The resequenced 140 genomes provided by this study to the NCBI database encompass a diverse repertoire of strains of historical importance. These genomes were instrumental in the creation of this universal cgMLST scheme for V. parahaemolyticus and represent a diverse set that can be used for other research endeavors, such as virulence typing, PCR detection of specific lineages, evolution, and spreading of different V. parahaemolyticus strains around the world (39, 40). This database will allow for testing contigs of new V. parahaemolyticus genomes for the presence and typing of 2,254 genes. The steady incorporation of new genomes into this database will improve surveillance of this important foodborne pathogen worldwide and provide early detection of new variants being introduced into locations where they are not usually found, as was shown for ST189 (17), ST3 in MD 2014 (12), ST8 in MD 2010 (15), and ST120 in Peru 2009 (16), among others.

The suggested analysis starts with running a default cgMLST analysis with all of the V. parahaemolyticus genomes available in the database, and the new V. parahaemolyticus genomes being tested can be localized in the NeighborNet tree (Fig. 1). This type of analysis allows for a fast phylogenetic examination of V. parahaemolyticus genomes. Then, a more detailed analysis can be produced that includes only the relevant strains contained in the initial tree that clustered with the V. parahaemolyticus genomes tested (Fig. 2). Also, two types of output of the analysis can be performed: a fast analysis output, in which only the allelic information is used, and a more detailed (although slower) output, where not only are the alleles differences, but also an alignment containing the sequences for all the variable genes (loci), are provided. The more detailed output (which is generated in order to be able to generate phylogenetic trees outside the website) can be used to perform additional tests, such as SNP-based phylogeny reconstruction using sequenced-based algorithms, such as maximum likelihood (41), time of evolution (42), or to find a specific sequence signature for an specific lineage or clone.

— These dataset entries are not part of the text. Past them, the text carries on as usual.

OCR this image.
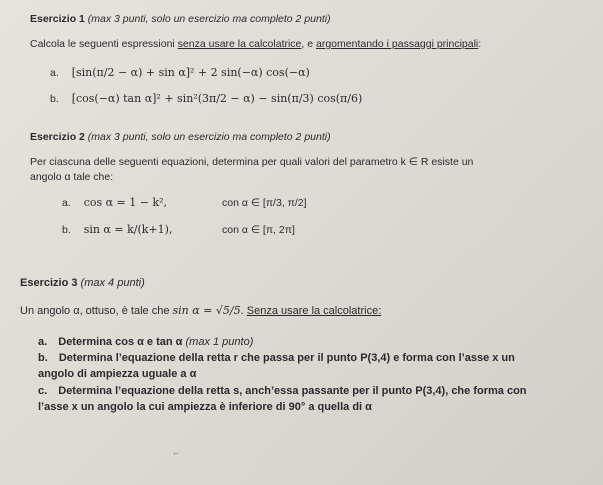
Esercizio 1 (max 3 punti, solo un esercizio ma completo 2 punti)
Calcola le seguenti espressioni senza usare la calcolatrice, e argomentando i passaggi principali:
a. [sin(π/2 − α) + sin α]² + 2 sin(−α) cos(−α)
b. [cos(−α) tan α]² + sin²(3π/2 − α) − sin(π/3) cos(π/6)
Esercizio 2 (max 3 punti, solo un esercizio ma completo 2 punti)
Per ciascuna delle seguenti equazioni, determina per quali valori del parametro k ∈ R esiste un
angolo α tale che:
a. cos α = 1 − k²,	con α ∈ [π/3, π/2]
b. sin α = k/(k+1),	con α ∈ [π, 2π]
Esercizio 3 (max 4 punti)
Un angolo α, ottuso, è tale che sin α = √5/5. Senza usare la calcolatrice:
a. Determina cos α e tan α (max 1 punto)
b. Determina l’equazione della retta r che passa per il punto P(3,4) e forma con l’asse x un
angolo di ampiezza uguale a α
c. Determina l’equazione della retta s, anch’essa passante per il punto P(3,4), che forma con
l’asse x un angolo la cui ampiezza è inferiore di 90° a quella di α
←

The evaluation of this universal V. parahaemolyticus cgMLST was performed using five sets of strains known to be part of the same outbreak or unrelated but having the same ST. As expected, cgMLST was extremely efficient in partitioning even among the highly clonal ST3 (pandemic strains), dividing the strains causing an outbreak in the United States in 1998 in two different locations (NY and TX) into two different groups (Fig. 2A). This result is in line with findings from other ongoing studies also identifying these two strains (TX and NY, 1998) having a different origin (our unpublished data). Furthermore, it partitioned the pool of strains in concordance with their serotypes, with all the O3:K6 strains clustering loosely together, while strains from each other serotype were grouped consistently according to serotype. This analysis also showed that the ST3 strains from the outbreak in MD in 2014 (12) were almost identical strains (only 1 SNP difference in one strain among the 2,254 genes analyzed) and very different from the other ST3 strains analyzed. This conclusion was not possible to arrive at previously due to the inherent problems with the sequence quality and analysis performed in the earlier publication (12).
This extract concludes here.